His desk was my tailor Grandfather's ironing table, the kind of iron you had to heat over a fire.
At fifteen my Father had already assumed the command of the family ship and he made up his mind he would steer that fragile vessel out of the grinding seas of poverty. He became the mainstay of the family when other boys were busy becoming experts at the pool table. I remember my Father's words years later, when I returned home late one night from my first and last encounter with that sport:
"When I was your age", he said sternly, "there was a saying that skill at the pool table is an indication of a misspent youth". I never put chalk to a pool stick again.

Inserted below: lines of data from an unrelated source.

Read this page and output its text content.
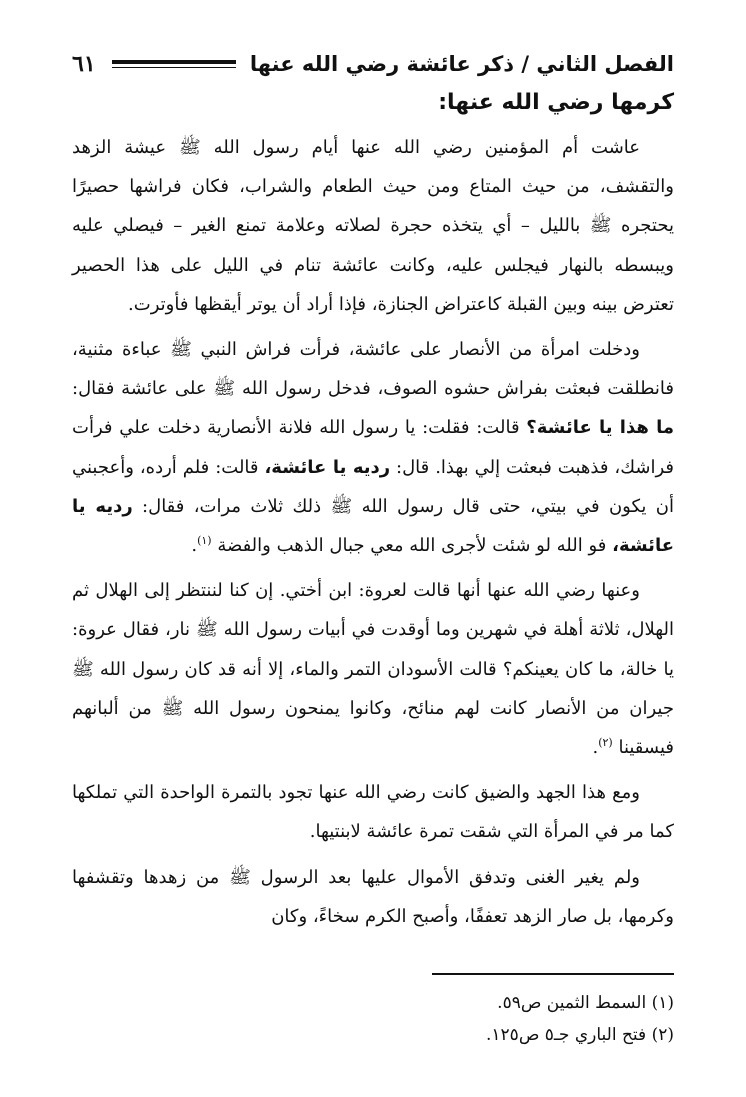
الفصل الثاني / ذكر عائشة رضي الله عنها
٦١
كرمها رضي الله عنها:

عاشت أم المؤمنين رضي الله عنها أيام رسول الله ﷺ عيشة الزهد والتقشف، من حيث المتاع ومن حيث الطعام والشراب، فكان فراشها حصيرًا يحتجره ﷺ بالليل – أي يتخذه حجرة لصلاته وعلامة تمنع الغير – فيصلي عليه ويبسطه بالنهار فيجلس عليه، وكانت عائشة تنام في الليل على هذا الحصير تعترض بينه وبين القبلة كاعتراض الجنازة، فإذا أراد أن يوتر أيقظها فأوترت.

ودخلت امرأة من الأنصار على عائشة، فرأت فراش النبي ﷺ عباءة مثنية، فانطلقت فبعثت بفراش حشوه الصوف، فدخل رسول الله ﷺ على عائشة فقال: ما هذا يا عائشة؟ قالت: فقلت: يا رسول الله فلانة الأنصارية دخلت علي فرأت فراشك، فذهبت فبعثت إلي بهذا. قال: رديه يا عائشة، قالت: فلم أرده، وأعجبني أن يكون في بيتي، حتى قال رسول الله ﷺ ذلك ثلاث مرات، فقال: رديه يا عائشة، فو الله لو شئت لأجرى الله معي جبال الذهب والفضة $^{(١)}$.

وعنها رضي الله عنها أنها قالت لعروة: ابن أختي. إن كنا لننتظر إلى الهلال ثم الهلال، ثلاثة أهلة في شهرين وما أوقدت في أبيات رسول الله ﷺ نار، فقال عروة: يا خالة، ما كان يعينكم؟ قالت الأسودان التمر والماء، إلا أنه قد كان رسول الله ﷺ جيران من الأنصار كانت لهم منائح، وكانوا يمنحون رسول الله ﷺ من ألبانهم فيسقينا $^{(٢)}$.

ومع هذا الجهد والضيق كانت رضي الله عنها تجود بالتمرة الواحدة التي تملكها كما مر في المرأة التي شقت تمرة عائشة لابنتيها.

ولم يغير الغنى وتدفق الأموال عليها بعد الرسول ﷺ من زهدها وتقشفها وكرمها، بل صار الزهد تعففًا، وأصبح الكرم سخاءً، وكان

(١) السمط الثمين ص٥٩.
(٢) فتح الباري جـ٥ ص١٢٥.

My Father, it is fair to say, when hardly a boy, rescued his entire family. He put himself through Law School at night, (graduating Phi Beta Kappa), worked three jobs so his younger sister Jean could attend Medical School by day. And he got his family out of that cold water tenement, after ten terrible years, to a building on the Grand Concourse in the Bronx. It actually had, though my Grandmother could hardly believe the degree of luxury, hot and cold running faucets and miracle of miracles, contraptions called radiators that made it no longer necessary for anyone to have to go down to the coal bin in the basement to lug heavy pails of coal up five flights of stairs early each morning.
It required real backbone in those early years of the 1900's, to survive.

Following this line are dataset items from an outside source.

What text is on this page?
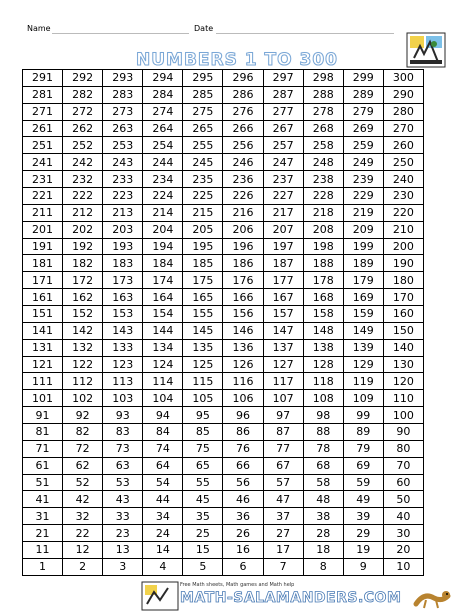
Name	Date
NUMBERS 1 TO 300
291	292	293	294	295	296	297	298	299	300
281	282	283	284	285	286	287	288	289	290
271	272	273	274	275	276	277	278	279	280
261	262	263	264	265	266	267	268	269	270
251	252	253	254	255	256	257	258	259	260
241	242	243	244	245	246	247	248	249	250
231	232	233	234	235	236	237	238	239	240
221	222	223	224	225	226	227	228	229	230
211	212	213	214	215	216	217	218	219	220
201	202	203	204	205	206	207	208	209	210
191	192	193	194	195	196	197	198	199	200
181	182	183	184	185	186	187	188	189	190
171	172	173	174	175	176	177	178	179	180
161	162	163	164	165	166	167	168	169	170
151	152	153	154	155	156	157	158	159	160
141	142	143	144	145	146	147	148	149	150
131	132	133	134	135	136	137	138	139	140
121	122	123	124	125	126	127	128	129	130
111	112	113	114	115	116	117	118	119	120
101	102	103	104	105	106	107	108	109	110
91	92	93	94	95	96	97	98	99	100
81	82	83	84	85	86	87	88	89	90
71	72	73	74	75	76	77	78	79	80
61	62	63	64	65	66	67	68	69	70
51	52	53	54	55	56	57	58	59	60
41	42	43	44	45	46	47	48	49	50
31	32	33	34	35	36	37	38	39	40
21	22	23	24	25	26	27	28	29	30
11	12	13	14	15	16	17	18	19	20
1	2	3	4	5	6	7	8	9	10
Free Math sheets, Math games and Math help
MATH-SALAMANDERS.COM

And my Father had that quality in abundance. Starting with virtually nothing he rose to become one of the great Lawyers of the land. (And with his support, his Sister, after graduating from Medical School, rose to become the Chief Pediatrician of New York.
I believe that is the most precious Legacy which I, and my three sisters and two brothers inherited from him, and from my Mother, of course, as well.
We were raised to do the right thing and always follow our conscience, even if that meant challenging the "lackeys" of the world, who serve the bidding of bullies and autocrats who pompously and hypocritically love to mask their insatiable need to rule others by cloaking their mealy mouthed pronouncements under the Heading of "Rules and Regulations".
We were taught that no job or position is worth groveling for and that those who abuse others, especially in a land called America, are part of the shame of our nation.
On his death bed, as though echoing from his long distant childhood, my Father, though old and weak, from time and Fate, managed to utter these, his last words:
"We are the strong, we are the strong". Something every person and especially every teacher, in America should always remember. Because the teachers, in every generation, serve as the shining examples that the next generation learns from.
A teacher by his/her actions, when confronted by adversity and the arbitrary and capricious use of Power, shows his students that Courage is more than a word.
It is a way of approaching Life, a burning torch, that must be passed from generation to generation-forever.
The New York City Department of Education can only take away my job.
It's lawyers and judges cannot take away or diminish, the contributions I made to the lives of my students over a period of three and a half decades. I have passed on to them the lessons taught to me by my Father and his Father before him.
And the Award bestowed on me in City Hall, by a former Mayor of New York, pales in comparison with the Honor of knowing that I taught my students to stand tall in Life.
Just as I, (after so much vicious bureaucratic Retaliation, for the crime of simply speaking the Truth), am still standing- even to this late hour.
Perhaps, in the end, this will prove to have been my finest lesson.
The lesson taught to my students for which I will be most remembered.